With the World Cup in the books, we decided to wrap up the tournament by analysing the mood on Twitter around the prolific goalscorers (with 2 or more goals) throughout the Cup. We scraped more than 10 million tweets and extracted around 2.5 million in English and conducted sentiment analysis on those English tweets. We started the scrape on November 20 and stopped on December 19.
- Breakout star and Manchester United target Cody Gakpo was amongst the most ‘loved’ goalscorers. Only 9.86% of tweets directed towards him were deemed as negative.
- Germany’s Niclas Fullkrug was the most insulted goalscorer, with 30.62% of all Tweets directed towards him deemed as negative.
- Lionel Messi and Kylian Mbappé accounted for the highest numbers of tweets. They combined for 1,645,975 tweets. More than 50% of all English tweets.
- Former Arsenal and Chelsea striker, Olivier Giroud was amongst the most loved, with only 10.48% of tweets mentioning him being deemed as negative.
- Harry Kane received the second-highest % of negative tweets, with 19.66% of all English tweets mentioning him being deemed as negative.
- Arsenal star Bukayo Saka were amongst the most ‘loved’ goalscorers.

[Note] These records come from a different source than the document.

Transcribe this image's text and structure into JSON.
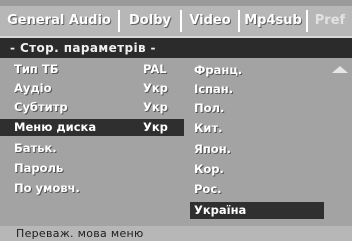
{
  "tabs": [
    "General Audio",
    "Dolby",
    "Video",
    "Mp4sub",
    "Pref"
  ],
  "header": {
    "title": "- Стор. параметрів -"
  },
  "settings": [
    {
      "label": "Тип ТБ",
      "value": "PAL"
    },
    {
      "label": "Аудіо",
      "value": "Укр"
    },
    {
      "label": "Субтитр",
      "value": "Укр"
    },
    {
      "label": "Меню диска",
      "value": "Укр"
    },
    {
      "label": "Батьк.",
      "value": ""
    },
    {
      "label": "Пароль",
      "value": ""
    },
    {
      "label": "По умовч.",
      "value": ""
    }
  ],
  "options": [
    "Франц.",
    "Іспан.",
    "Пол.",
    "Кит.",
    "Япон.",
    "Кор.",
    "Рос.",
    "Україна"
  ],
  "status": {
    "text": "Переваж. мова меню"
  },
  "colors": {
    "selected_bg": "#2f2f2f",
    "tab_bar_bg": "#b7b7b7",
    "panel_bg": "#a3a3a3"
  }
}
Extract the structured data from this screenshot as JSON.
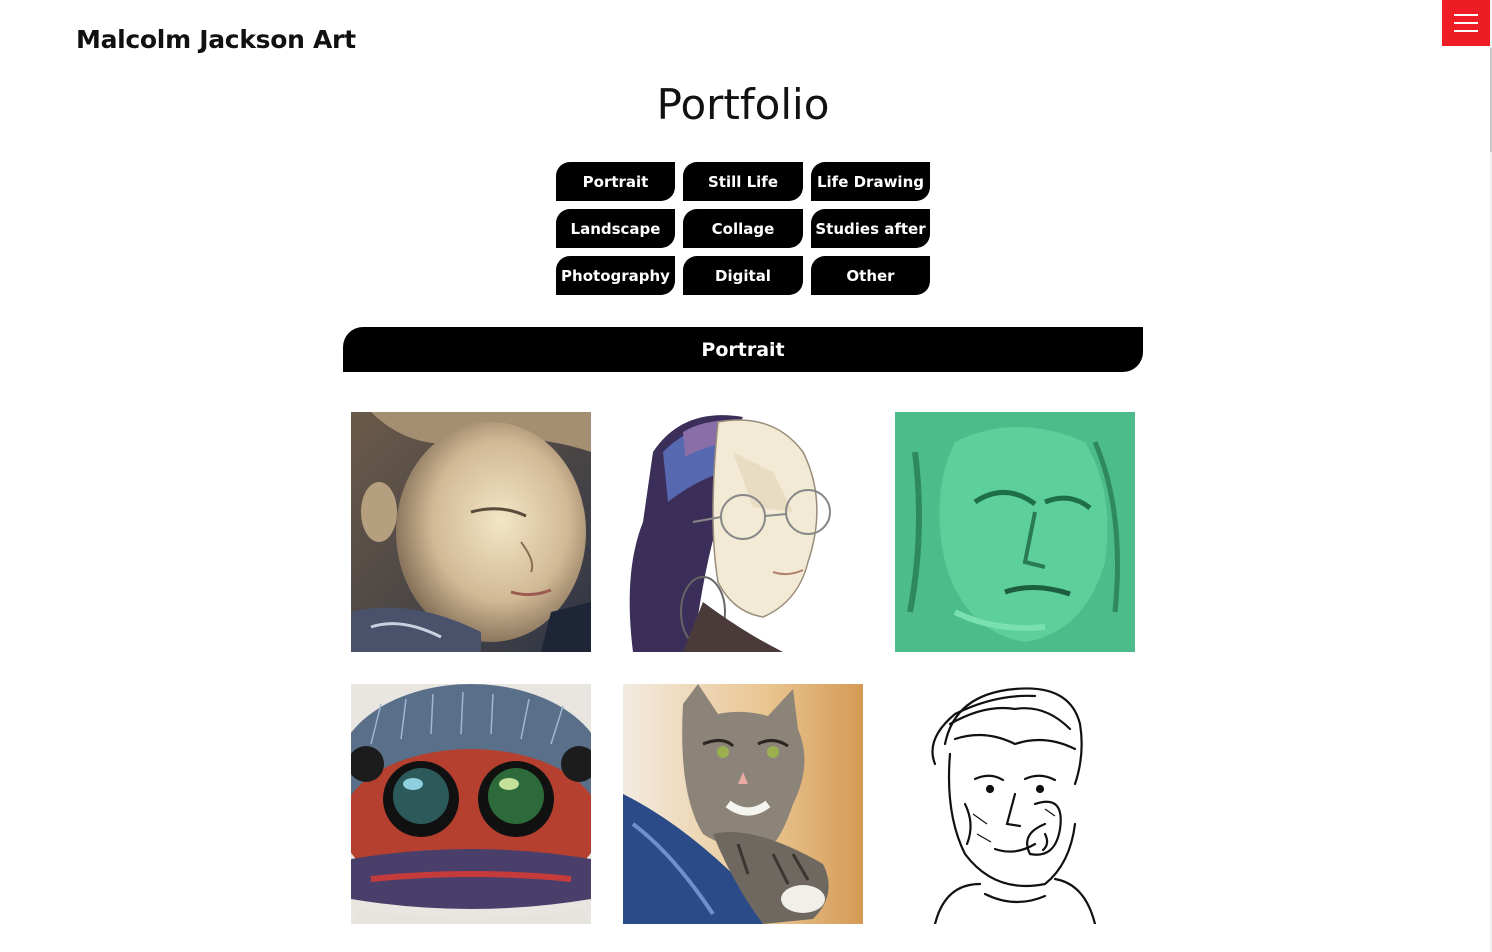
{
  "header": {
    "site_title": "Malcolm Jackson Art",
    "menu_icon": "hamburger-menu-icon",
    "accent_color": "#ee1c25"
  },
  "main": {
    "page_title": "Portfolio",
    "filters": [
      {
        "label": "Portrait"
      },
      {
        "label": "Still Life"
      },
      {
        "label": "Life Drawing"
      },
      {
        "label": "Landscape"
      },
      {
        "label": "Collage"
      },
      {
        "label": "Studies after"
      },
      {
        "label": "Photography"
      },
      {
        "label": "Digital"
      },
      {
        "label": "Other"
      }
    ],
    "section_title": "Portrait",
    "gallery": [
      {
        "subject": "child portrait painting"
      },
      {
        "subject": "watercolour woman with glasses"
      },
      {
        "subject": "green self portrait painting"
      },
      {
        "subject": "spider face painting"
      },
      {
        "subject": "tabby cat painting"
      },
      {
        "subject": "ink drawing of boy"
      }
    ]
  }
}
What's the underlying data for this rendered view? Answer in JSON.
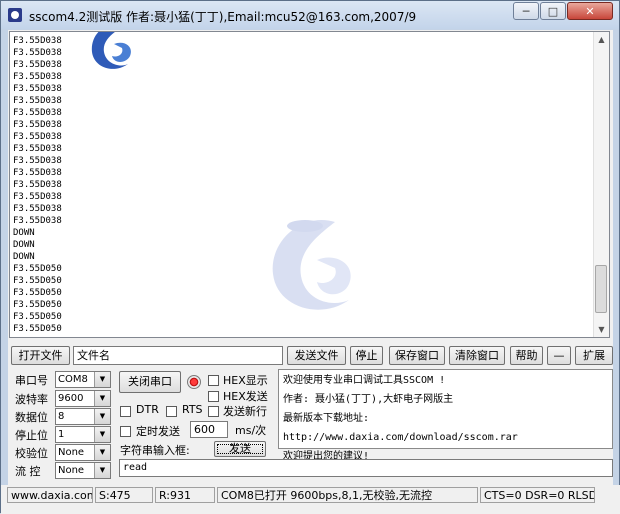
{
  "window": {
    "title": "sscom4.2测试版 作者:聂小猛(丁丁),Email:mcu52@163.com,2007/9",
    "minimize_glyph": "─",
    "maximize_glyph": "□",
    "close_glyph": "✕"
  },
  "output": {
    "lines": [
      "F3.55D038",
      "F3.55D038",
      "F3.55D038",
      "F3.55D038",
      "F3.55D038",
      "F3.55D038",
      "F3.55D038",
      "F3.55D038",
      "F3.55D038",
      "F3.55D038",
      "F3.55D038",
      "F3.55D038",
      "F3.55D038",
      "F3.55D038",
      "F3.55D038",
      "F3.55D038",
      "DOWN",
      "DOWN",
      "DOWN",
      "F3.55D050",
      "F3.55D050",
      "F3.55D050",
      "F3.55D050",
      "F3.55D050",
      "F3.55D050"
    ],
    "scroll_up": "▲",
    "scroll_down": "▼"
  },
  "toolbar": {
    "open_file": "打开文件",
    "file_name": "文件名",
    "send_file": "发送文件",
    "stop": "停止",
    "save_window": "保存窗口",
    "clear_window": "清除窗口",
    "help": "帮助",
    "collapse": "—",
    "expand": "扩展"
  },
  "settings": {
    "port_label": "串口号",
    "port_value": "COM8",
    "baud_label": "波特率",
    "baud_value": "9600",
    "databits_label": "数据位",
    "databits_value": "8",
    "stopbits_label": "停止位",
    "stopbits_value": "1",
    "parity_label": "校验位",
    "parity_value": "None",
    "flow_label": "流 控",
    "flow_value": "None",
    "close_port": "关闭串口",
    "hex_display": "HEX显示",
    "hex_send": "HEX发送",
    "dtr": "DTR",
    "rts": "RTS",
    "send_newline": "发送新行",
    "timed_send": "定时发送",
    "interval": "600",
    "interval_unit": "ms/次",
    "string_input": "字符串输入框:",
    "send": "发送",
    "input_value": "read",
    "combo_arrow": "▼"
  },
  "info": {
    "lines": [
      "欢迎使用专业串口调试工具SSCOM !",
      "作者: 聂小猛(丁丁),大虾电子网版主",
      "最新版本下载地址:",
      "http://www.daxia.com/download/sscom.rar",
      "欢迎提出您的建议!"
    ]
  },
  "status": {
    "site": "www.daxia.com",
    "sent": "S:475",
    "received": "R:931",
    "port_status": "COM8已打开  9600bps,8,1,无校验,无流控",
    "signals": "CTS=0 DSR=0 RLSD"
  }
}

He came in as number four, with almost 42% of tweets directed at him deemed as positive.
In this table, you can have a look at the data yourself.
We used an API (Application Programming Interface) to scrape 10 Million tweets related to goal scorers during the World Cup. We removed tweets mentioning the players that scored 1 goal, thus focusing on the goalscorers that scored 2 or more goals. We extracted only English tweets (2,586,811) and cleaned the data using Python programming language. The data cleansing consisted of the process of removing URLs, Hashtags, Mentions, Punctuation, Duplicates, Null Values, and special characters from tweets. Once the data was cleaned we used NLP (Natural Language Processing) techniques, TextBlob Python Library to be more specific, to analyse the sentiments of the data.
TextBlob returns the polarity of a sentence. Polarity lies between [-1,1], where -1 defines a negative sentiment, and +1 defines a positive sentiment. Once we had all cleaned tweets labelled as positive or negative, we grouped the data by date and player and calculated the percentage of negative and positive tweets for each date and each player.